Calibrated probability estimates for estimating task time

There is a popular idea in software engineering, that is that it is not possible to estimate how long a project will take. Articles like this and this are this argue this compellingly. However, this idea has a way of being self-fulfilling.

After reading How to Measure Anything by Douglas Hubbard, I’ve changed my mind about the feasibility of software project estimation. My overall position is one of challenging myself and others to get better at quantifying their current level of uncertainty. Let’s first go over what that has to do with estimation.

The book’s title reeks of hubris, measure anything?!, yes. It’s a bold project, but let’s focus for a moment on the process the book spells out, and how it applies to software project estimation. The book starts by defining a measurement as:

a measurement is a reduction in uncertainty, quantitatively expressed

Uncertainty is also defined, it is the existence of multiple possibilities. It can be measured by the probabilities of those possibilities.
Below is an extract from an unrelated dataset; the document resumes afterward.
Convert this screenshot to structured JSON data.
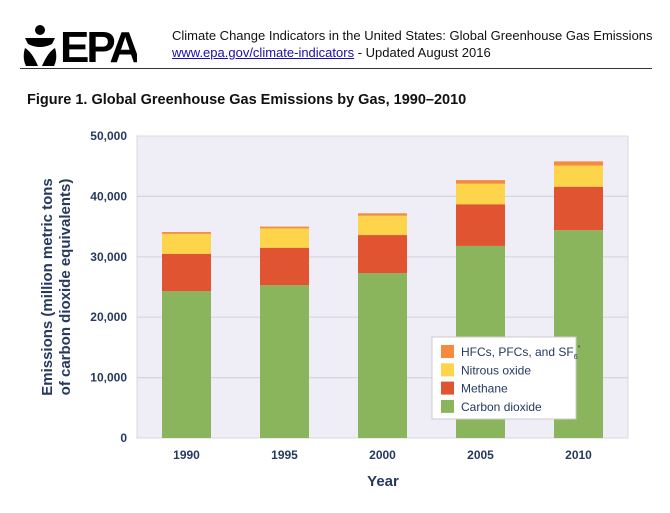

So implicit in the idea of uncertainty is the idea of probability. The book takes a strong Bayesian stance. One thing that needs to be cleared up is what is meant by “there is a 90% probability of event A happening”. What if event A is something that will only happen once? For example, suppose A is “the 2018 midterm elections will result in democrats winning a Senate majority but not the House”. That event can’t be repeated, but that probability is still meaningful, and in order understand what the correctness of such a probabilistic statement is, we need the idea of calibration.

Calibration is the idea that an estimator is calibrated if for all p% claims of probability it makes, it is correct about p% of the time. So, even if the 2018 midterm elections only happen once, if the estimator (e.g. Nate Silver) makes a bunch of claims about something with “p% confidence”, those claims are right about p% of the time. As a concrete example: On the eve of the 2016 election, FiveThirtyEight had Trump’s chances at about 28.6%, so if FiveThirtyEight is right about 28% of the time when making similar claims, we can consider them as calibrated.

What does this have to do with software project estimation? It starts with quantifying your current level of uncertainty, if you are bad at that, then Kahneman’s Planning Fallacy applies. The good news is that you can learn to calibrate your estimates of your own uncertainty. Once you are calibrated, you can make claims like “with 90% probability, this software project will be done in 1 - 3 months”, and be right 90% of the time.

Doing calibration training is a matter of taking a bunch of tests and paying Douglas Hubbard money, so I thought of a better way. I’m working on a command line tool called task that records tasks in a SQLite database, along with a 90% Confidence Interval (CI) of how long that task will take. You can tell it that your are done by typing task end and then the ended field will be set. Once it gathers enough data, you can compute how not-calibrated you are, and then use that to update your estimates in the future. As you keep using this tool you should get better at making 90% CI estimates, and once you align your estimation correctness rate with the probability level you initially claimed, you will emerge as a competent project estimator. Even if you are wrong 10% of the time, if your 90% CI level for how long a project takes happens to be right 90% of the time, then your estimates are correct, and the estimation skeptics can be shown a counterexample to their claims that project ETA is unknowable.

Overall, I agree that estimation is hard, but I take that as a challenge, not as a limitation. If you can decompose a project into tasks, and give calibrated estimates of the probability of each of those tasks taking a certain amount of time, you can predict how long it will take, about 90% of the time.